The community puts an emphasis on incorporating directly affected community members into leadership. A significant number of people who are leaders know what it’s like to be hungry or without shelter.
A man named Roland once befriended the community, which helped him find housing. Hearne visited him and was surprised to find someone sleeping on his couch. Hearne was worried the person had taken advantage of Roland and asked him what happened.
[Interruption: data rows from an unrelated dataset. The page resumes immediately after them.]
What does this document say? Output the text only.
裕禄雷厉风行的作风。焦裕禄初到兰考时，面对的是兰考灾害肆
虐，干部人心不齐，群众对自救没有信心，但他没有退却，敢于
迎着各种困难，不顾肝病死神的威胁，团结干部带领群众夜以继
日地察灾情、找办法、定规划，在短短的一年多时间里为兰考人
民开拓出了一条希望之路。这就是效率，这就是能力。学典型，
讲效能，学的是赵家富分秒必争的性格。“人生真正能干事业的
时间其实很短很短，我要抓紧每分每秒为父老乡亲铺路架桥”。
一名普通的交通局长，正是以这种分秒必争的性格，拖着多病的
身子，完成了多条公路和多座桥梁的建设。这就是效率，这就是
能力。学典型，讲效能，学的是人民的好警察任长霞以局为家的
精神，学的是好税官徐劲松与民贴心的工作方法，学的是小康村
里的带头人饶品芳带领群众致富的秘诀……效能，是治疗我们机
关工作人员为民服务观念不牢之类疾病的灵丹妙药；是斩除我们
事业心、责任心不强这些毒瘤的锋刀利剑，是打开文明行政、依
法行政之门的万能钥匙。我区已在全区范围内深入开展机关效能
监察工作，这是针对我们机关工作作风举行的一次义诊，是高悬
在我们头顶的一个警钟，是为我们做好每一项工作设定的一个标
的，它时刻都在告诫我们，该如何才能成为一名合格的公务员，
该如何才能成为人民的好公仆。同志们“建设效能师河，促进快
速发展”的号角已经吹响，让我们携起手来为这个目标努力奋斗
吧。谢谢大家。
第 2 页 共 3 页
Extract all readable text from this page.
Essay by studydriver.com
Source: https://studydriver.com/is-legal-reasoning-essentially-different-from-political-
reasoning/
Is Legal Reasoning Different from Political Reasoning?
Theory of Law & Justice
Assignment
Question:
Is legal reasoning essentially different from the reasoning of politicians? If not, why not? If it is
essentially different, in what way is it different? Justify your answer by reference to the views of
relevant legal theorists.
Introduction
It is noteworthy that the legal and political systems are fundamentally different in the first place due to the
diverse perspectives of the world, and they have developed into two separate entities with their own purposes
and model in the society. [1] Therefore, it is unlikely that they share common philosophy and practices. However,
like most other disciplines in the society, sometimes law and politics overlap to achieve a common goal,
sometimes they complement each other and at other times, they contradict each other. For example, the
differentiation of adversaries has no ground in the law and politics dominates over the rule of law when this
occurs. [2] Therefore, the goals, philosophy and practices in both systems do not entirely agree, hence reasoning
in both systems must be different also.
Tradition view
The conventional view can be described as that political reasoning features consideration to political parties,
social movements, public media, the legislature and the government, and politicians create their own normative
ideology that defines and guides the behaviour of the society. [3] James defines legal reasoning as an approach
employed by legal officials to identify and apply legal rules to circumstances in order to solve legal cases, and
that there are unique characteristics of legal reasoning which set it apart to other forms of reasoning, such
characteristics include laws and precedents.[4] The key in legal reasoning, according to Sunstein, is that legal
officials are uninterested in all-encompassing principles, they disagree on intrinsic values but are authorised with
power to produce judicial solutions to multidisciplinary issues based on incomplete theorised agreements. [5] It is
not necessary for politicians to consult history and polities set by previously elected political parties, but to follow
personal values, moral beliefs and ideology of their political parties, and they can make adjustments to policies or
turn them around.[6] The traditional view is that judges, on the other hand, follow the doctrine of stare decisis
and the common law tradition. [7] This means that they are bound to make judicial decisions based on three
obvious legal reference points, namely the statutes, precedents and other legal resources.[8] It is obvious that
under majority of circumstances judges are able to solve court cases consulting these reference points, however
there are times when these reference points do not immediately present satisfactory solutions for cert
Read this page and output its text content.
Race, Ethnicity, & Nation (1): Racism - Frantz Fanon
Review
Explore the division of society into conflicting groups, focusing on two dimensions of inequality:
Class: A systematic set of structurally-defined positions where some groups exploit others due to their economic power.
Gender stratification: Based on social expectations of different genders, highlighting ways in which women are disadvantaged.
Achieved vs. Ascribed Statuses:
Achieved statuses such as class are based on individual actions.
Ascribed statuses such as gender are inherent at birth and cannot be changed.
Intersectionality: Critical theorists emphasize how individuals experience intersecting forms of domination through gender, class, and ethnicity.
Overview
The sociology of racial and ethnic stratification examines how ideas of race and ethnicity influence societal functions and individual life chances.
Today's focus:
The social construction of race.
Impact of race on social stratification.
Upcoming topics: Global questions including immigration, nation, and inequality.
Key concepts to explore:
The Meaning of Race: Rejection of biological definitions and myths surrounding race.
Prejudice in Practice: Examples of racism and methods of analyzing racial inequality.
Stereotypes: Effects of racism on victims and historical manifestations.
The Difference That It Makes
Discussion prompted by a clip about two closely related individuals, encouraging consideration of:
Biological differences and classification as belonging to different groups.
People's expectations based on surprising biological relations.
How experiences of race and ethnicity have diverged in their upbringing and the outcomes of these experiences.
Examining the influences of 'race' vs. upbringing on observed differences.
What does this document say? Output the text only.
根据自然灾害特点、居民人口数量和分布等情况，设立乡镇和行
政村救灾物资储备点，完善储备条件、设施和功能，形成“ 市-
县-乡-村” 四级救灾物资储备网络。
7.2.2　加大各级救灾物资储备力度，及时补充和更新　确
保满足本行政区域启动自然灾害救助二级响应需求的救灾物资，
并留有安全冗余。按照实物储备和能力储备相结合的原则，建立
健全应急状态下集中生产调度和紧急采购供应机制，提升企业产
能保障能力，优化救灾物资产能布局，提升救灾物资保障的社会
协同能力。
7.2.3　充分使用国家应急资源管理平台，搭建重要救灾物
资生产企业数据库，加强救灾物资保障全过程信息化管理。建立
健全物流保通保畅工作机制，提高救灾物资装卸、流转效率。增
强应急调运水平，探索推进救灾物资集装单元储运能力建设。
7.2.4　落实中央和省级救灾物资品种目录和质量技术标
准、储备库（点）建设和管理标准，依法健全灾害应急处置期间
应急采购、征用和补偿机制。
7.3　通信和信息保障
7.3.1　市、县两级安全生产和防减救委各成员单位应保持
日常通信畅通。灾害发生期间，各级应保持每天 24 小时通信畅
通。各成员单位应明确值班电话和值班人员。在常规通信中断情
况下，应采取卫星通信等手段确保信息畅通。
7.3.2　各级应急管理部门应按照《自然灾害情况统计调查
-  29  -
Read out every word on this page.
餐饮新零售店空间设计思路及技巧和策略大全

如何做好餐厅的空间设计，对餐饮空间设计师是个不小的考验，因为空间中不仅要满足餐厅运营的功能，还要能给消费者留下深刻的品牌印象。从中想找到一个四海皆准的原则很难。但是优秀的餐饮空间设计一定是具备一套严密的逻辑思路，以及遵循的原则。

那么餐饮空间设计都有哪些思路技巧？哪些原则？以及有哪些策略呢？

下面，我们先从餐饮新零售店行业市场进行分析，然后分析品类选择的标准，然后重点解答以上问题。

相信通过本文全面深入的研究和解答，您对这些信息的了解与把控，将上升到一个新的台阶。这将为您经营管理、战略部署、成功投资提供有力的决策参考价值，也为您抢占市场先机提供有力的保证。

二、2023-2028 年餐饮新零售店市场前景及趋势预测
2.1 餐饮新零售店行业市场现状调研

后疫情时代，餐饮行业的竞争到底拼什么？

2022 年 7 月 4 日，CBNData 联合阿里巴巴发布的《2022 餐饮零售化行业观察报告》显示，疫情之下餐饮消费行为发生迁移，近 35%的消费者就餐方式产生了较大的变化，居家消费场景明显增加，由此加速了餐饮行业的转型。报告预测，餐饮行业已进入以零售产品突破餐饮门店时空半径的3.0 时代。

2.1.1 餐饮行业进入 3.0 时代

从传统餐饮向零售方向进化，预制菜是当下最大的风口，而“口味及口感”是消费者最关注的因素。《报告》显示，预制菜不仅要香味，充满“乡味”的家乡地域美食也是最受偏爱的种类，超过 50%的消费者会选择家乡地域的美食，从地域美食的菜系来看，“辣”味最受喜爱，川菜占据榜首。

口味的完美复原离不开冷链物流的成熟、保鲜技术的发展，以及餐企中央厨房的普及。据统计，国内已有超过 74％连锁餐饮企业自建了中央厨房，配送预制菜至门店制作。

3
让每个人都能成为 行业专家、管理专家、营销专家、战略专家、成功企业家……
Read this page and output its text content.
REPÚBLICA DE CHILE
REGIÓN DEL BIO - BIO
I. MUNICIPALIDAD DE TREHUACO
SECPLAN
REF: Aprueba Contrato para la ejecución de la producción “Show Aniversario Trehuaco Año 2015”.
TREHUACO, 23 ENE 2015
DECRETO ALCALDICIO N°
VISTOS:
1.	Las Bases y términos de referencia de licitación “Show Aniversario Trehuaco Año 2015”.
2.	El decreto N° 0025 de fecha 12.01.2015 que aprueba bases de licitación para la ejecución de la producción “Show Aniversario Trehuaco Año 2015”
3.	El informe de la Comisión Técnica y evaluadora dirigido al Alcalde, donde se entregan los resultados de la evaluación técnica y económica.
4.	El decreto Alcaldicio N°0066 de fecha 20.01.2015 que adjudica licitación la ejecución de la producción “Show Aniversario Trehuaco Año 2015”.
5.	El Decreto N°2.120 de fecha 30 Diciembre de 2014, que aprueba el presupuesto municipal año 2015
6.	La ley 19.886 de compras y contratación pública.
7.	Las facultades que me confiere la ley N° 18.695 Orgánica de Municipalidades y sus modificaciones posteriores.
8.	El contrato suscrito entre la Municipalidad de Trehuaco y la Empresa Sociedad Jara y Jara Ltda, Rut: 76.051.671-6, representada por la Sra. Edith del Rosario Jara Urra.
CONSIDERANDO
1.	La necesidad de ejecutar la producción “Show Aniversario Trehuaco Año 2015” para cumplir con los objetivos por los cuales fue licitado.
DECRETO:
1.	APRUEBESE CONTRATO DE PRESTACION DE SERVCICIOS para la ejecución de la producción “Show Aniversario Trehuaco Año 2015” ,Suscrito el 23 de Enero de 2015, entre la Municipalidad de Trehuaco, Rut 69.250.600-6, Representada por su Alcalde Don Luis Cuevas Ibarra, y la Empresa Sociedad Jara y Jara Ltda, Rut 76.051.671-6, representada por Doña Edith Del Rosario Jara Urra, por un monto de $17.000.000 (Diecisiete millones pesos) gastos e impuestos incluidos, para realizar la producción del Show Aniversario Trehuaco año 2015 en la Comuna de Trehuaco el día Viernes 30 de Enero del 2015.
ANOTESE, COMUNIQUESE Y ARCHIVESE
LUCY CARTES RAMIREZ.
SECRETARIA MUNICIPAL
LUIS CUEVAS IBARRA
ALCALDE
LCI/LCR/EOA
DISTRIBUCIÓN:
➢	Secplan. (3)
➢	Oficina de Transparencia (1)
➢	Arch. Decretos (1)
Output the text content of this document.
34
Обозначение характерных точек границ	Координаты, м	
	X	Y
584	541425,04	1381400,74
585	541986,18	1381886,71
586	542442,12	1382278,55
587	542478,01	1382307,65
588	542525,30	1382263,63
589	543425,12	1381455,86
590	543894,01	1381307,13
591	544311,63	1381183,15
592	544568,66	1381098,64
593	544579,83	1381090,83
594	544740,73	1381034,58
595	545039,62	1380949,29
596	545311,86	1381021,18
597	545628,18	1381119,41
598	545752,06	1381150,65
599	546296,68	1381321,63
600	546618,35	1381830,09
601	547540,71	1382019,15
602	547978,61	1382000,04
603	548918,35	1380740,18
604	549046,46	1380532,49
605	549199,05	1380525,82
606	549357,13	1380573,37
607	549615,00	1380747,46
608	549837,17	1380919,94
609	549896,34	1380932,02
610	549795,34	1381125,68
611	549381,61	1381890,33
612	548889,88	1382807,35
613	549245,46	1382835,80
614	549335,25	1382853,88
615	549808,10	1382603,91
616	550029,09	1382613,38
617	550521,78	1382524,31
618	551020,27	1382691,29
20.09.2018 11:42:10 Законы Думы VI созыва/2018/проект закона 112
Roland looked at him and said, “Josh, folks need a place to stay.”
This was a turning point for the group.
“After experiencing homelessness for 18 years, Roland … thought it was ludicrous that he would have an empty couch when he knew there were people who didn’t have a place to stay,” Hearne said.
Roland’s declaration changed the way that Hearne and his community interacted with the city.
“What hit me right between the eyes was I had never had that thought,” Hearne said. “That was the time when … we all kind of stopped and thought, ‘Roland is right. How do we live in light of our brother’s faith?’”
Today, Roland is still a part of the Grace and Main and serving as a minister of prayer. He blesses mission teams who visit the community.
However, some are apprehensive when they learn about the way Grace and Main approaches missions and ministry.
“People always say, ‘Oh well, I just think that’s so scary,’ and I say, ‘I do too, but I also find my life is distinctly blessed by these commitments.’”
He is also adamant that this approach is not for everyone.
“We believe the practice of joining or starting an intentional community is the calling of some people, not all people,” he said.